In a stunning turn of events, former President Donald Trump's highly publicized indictment has been announced by the Trump Organization to be a part of his new Netflix-hosted reality TV series, Art of the Steal. The show follows Trump as he navigates life in prison after being convicted on 34 fictional charges.¹
The show's premise is simple: Trump must use his skills as a "master negotiator" and "deal maker" to survive behind bars. Each episode will feature challenges like making alliances with other inmates (some of which are those convicted of the January 6th insurrection, such as former Binghamton University student Jon Lizak. Go Bearcats!)², giving coherent speeches when confronted by his 6'7, 200 lb roommate who’s wondering why there’s urine in the sink, and having to fashion makeshift tools that will be vital to his survival, such as a shank and a “FiFi.”³ Sources close to the production reveal that the series is being filmed at a minimum-security prison in Florida, where Trump will have access to all of his favorite creature comforts, including a gold-plated toilet, a tanning bed, and a diverse assortment of well-endowed female escorts with very full bladders.
Reaction to the news has been mixed. Some Trump supporters are excited to see their hero back in the spotlight, while others are questioning the taste of turning incarceration into entertainment (or would be questioning that, if they were capable of a level of critical thinking beyond reading the “do not consume” label on packets of silica gel). Most are just confused as to whether or not the former US POTUS is actually incarcerated, following the momentous discovery by government scientists regarding his current dualistic state of existence.⁴ Companies such as Sodexo and CoreCivic have invested heavily into the show, explaining that Trump could bring much needed good publicity for private prison companies. Critics have also raised concerns about the legality of the production; several of the paid actors hired to portray the FBI agents who arrest Trump following a heroic last stand at Trump Tower have been seen going around flashing their badges at NYC residents in attempts to get free coffee or avoid speeding tickets. Supporters of Trump have tweeted back at the show’s doubters with in-depth criticisms such as “shut up soyboy” and “typical liberal snowflakes.”
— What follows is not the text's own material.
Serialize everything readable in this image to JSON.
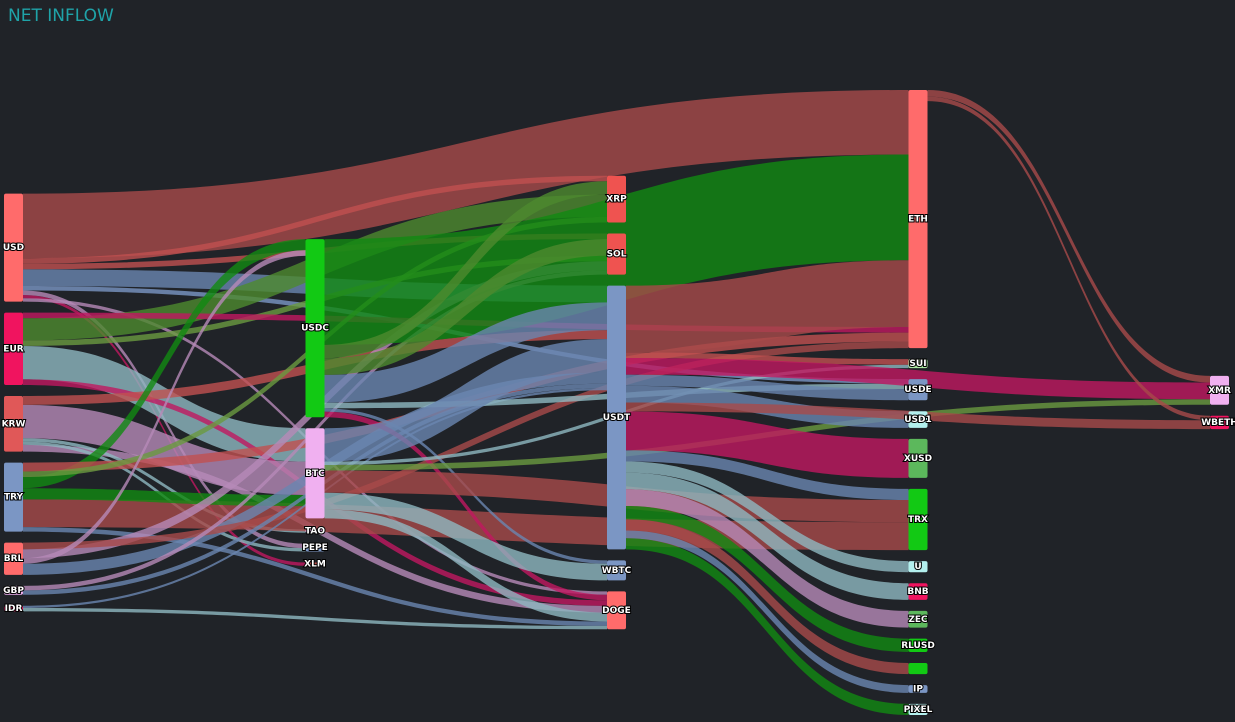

Despite these concerns, Trump remains optimistic about the project. In a video released exclusively on Truth Social, he said, "This is going to be huge, folks. The biggest, most real reality show ever made. Believe me, no one knows more about making TV than me. And let me tell you, there's nothing more exciting than being locked up in a cell with a bunch of hardened criminals. It's going to be tremendous, believe me.” Only time will tell if Art of the Steal becomes the next reality TV sensation, or if it will go down in history as a tasteless and ill-conceived vanity project. Trump has already announced plans to produce nine other upcoming TV and Internet productions, which include widely anticipated titles such as “My Zany Life as Mr. President” and “The Donald Shits on Plates and Shows Them To You,” so it's pretty irrelevant either way.
1. The Trump Organization has asked The Butt to clarify that Trump’s crimes in the show bear no meaning on any alleged crimes committed by Trump in reality; even if Trump committed any, which he didn’t, he was doing so as a patriot.
2. The Trump Organization has asked The Butt to clarify that ‘insurrection’ is a misnomer and that the people who attempted to hijack the Capitol were merely ‘avid fans’ of Trump trying to pay him a visit.
3. For or more info on the subject of the FiFi device, the BUTT recommends watching this useful and informative video by YouTube user BigD Ham.